Distillation as bi-level optimization (meta-learning) links directly to hyperparameter optimization, with additional statistical complexities arising from random network initialization and varying condition numbers of neural loss landscapes (Wang et al., 2018, Lei et al., 2023).
Gradient/trajectory matching is motivated by empirical findings of simplicity bias and phase transitions in DNN training, and the sequential/PDD approach draws support from curriculum learning theory and forgetting dynamics (Chen et al., 2023).
Distributional methods connect to optimal transport and quantization, with formal rates for convergence in Wasserstein space and feature-space projection (Tan et al., 13 Jan 2025, Liu et al., 2023).
Limitations remain in scalability (billions of pixels, 1000-class datasets), cross-modality generalization, and theoretical risk guarantees. Most approaches are still sensitive to the architecture or initialization used during distillation, with architecture-agnostic or model-pool methods only partially closing the gap (Zhou et al., 2024).
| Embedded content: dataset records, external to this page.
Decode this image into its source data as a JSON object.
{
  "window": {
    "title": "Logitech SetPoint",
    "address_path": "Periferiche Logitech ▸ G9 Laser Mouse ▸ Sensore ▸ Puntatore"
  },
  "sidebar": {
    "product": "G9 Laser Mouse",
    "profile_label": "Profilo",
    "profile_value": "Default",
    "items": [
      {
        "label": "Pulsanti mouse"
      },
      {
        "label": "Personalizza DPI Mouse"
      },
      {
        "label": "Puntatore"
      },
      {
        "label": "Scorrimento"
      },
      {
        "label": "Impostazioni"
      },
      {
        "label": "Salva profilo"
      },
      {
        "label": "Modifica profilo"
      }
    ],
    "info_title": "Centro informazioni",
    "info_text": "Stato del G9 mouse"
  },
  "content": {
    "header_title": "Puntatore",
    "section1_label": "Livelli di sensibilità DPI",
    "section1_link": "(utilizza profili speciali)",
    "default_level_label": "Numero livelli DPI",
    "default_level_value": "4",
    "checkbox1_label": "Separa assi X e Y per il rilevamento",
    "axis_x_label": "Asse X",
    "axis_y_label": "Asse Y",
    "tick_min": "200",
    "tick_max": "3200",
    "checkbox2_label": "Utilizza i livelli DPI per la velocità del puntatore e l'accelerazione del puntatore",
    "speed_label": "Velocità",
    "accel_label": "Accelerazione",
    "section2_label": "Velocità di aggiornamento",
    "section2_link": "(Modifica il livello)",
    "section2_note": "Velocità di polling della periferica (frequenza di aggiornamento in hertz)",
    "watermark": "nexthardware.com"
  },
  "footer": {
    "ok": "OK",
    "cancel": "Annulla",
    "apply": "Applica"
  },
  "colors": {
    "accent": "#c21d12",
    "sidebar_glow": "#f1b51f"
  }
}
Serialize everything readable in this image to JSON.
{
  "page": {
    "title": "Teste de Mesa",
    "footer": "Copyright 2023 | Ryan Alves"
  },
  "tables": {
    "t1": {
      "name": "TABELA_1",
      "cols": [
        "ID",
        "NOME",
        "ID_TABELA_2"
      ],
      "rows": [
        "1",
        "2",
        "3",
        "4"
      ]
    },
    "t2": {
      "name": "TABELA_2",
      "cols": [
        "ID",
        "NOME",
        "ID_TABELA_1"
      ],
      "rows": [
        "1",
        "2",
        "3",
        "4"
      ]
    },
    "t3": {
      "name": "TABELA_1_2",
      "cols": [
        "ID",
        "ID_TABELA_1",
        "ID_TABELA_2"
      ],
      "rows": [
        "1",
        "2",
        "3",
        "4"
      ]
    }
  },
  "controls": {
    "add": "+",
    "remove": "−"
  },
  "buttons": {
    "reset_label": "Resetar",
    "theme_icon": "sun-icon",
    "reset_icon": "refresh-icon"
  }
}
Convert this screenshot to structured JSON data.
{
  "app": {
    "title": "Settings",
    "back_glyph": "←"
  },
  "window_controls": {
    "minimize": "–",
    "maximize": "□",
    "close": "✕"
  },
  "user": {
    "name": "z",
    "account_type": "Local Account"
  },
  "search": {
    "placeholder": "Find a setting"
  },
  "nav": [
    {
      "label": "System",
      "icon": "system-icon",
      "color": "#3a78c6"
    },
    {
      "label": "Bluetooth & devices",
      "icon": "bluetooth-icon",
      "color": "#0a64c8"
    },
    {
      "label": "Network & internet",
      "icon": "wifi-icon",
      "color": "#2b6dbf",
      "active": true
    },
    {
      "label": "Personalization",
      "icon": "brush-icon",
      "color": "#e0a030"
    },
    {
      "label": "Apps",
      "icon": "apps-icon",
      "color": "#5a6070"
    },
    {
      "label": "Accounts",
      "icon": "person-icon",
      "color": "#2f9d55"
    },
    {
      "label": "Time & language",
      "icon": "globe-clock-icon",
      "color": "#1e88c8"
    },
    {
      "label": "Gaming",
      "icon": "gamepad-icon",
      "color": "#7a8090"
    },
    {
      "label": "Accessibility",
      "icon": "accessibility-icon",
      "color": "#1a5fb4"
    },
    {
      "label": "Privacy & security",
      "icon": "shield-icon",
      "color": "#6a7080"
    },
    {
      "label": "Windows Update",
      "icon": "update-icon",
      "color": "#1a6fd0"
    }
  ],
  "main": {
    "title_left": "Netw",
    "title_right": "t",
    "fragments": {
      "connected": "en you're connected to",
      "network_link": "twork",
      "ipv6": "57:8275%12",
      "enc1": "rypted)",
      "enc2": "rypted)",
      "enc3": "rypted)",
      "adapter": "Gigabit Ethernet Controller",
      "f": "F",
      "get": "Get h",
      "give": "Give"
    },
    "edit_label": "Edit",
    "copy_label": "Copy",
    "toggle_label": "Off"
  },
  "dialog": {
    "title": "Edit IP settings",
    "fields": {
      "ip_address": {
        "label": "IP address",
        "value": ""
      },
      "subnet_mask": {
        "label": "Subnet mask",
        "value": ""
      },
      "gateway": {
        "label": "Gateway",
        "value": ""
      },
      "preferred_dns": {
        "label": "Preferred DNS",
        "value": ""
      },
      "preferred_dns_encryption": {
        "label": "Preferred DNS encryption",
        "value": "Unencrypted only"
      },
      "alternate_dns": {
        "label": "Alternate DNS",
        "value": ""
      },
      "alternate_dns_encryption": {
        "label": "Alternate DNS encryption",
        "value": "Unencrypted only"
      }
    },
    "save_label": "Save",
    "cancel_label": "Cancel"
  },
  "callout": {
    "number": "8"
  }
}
6. Applications, Extensions, and Future Prospects

Application Domains

Continual and Federated Learning: Distilled sets serve as compact replay buffers or communication surrogates, improving learning with strict bandwidth, privacy, or device constraints (Lei et al., 2023).
Medical Data and Privacy: Synthetic X-ray distillation delivers nearly full-data diagnostic accuracy with orders-of-magnitude data reduction, enabling private or federated workflows (Li et al., 2024).
NAS/AutoML Proxies: Distilled sets accelerate architecture search by providing efficient proxies for full-dataset training (Lei et al., 2023, Chen et al., 2023).
Vision-Language: Trajectory and contrastive matching yield successful image-text co-distillation for retrieval (Wu et al., 2023).

Prospects and Open Problems

The scaling of diffusion/prompt and distribution-matching quantization for high-resolution or multi-modal/structured-label domains.
Integration of advanced importance-weighting, dynamic sample selection, and regional refinement to further boost efficiency and transferability.
Deeper theoretical understanding: developing PAC- or information-theoretic bounds linking synthetic set size, architecture class, and risk.
Model-invariant or privacy-preserving distillation, including differentially private mechanisms and membership-inference guarantees (Lei et al., 2023).

Dataset distillation remains an actively evolving area, now integrating advances in generative models, optimal transport, and cross-domain meta-learning. Recent methods demonstrate substantial progress in compression, generalization, and compute/disk efficiency, but fundamental scalability, robustness, and theoretical limits are still under study.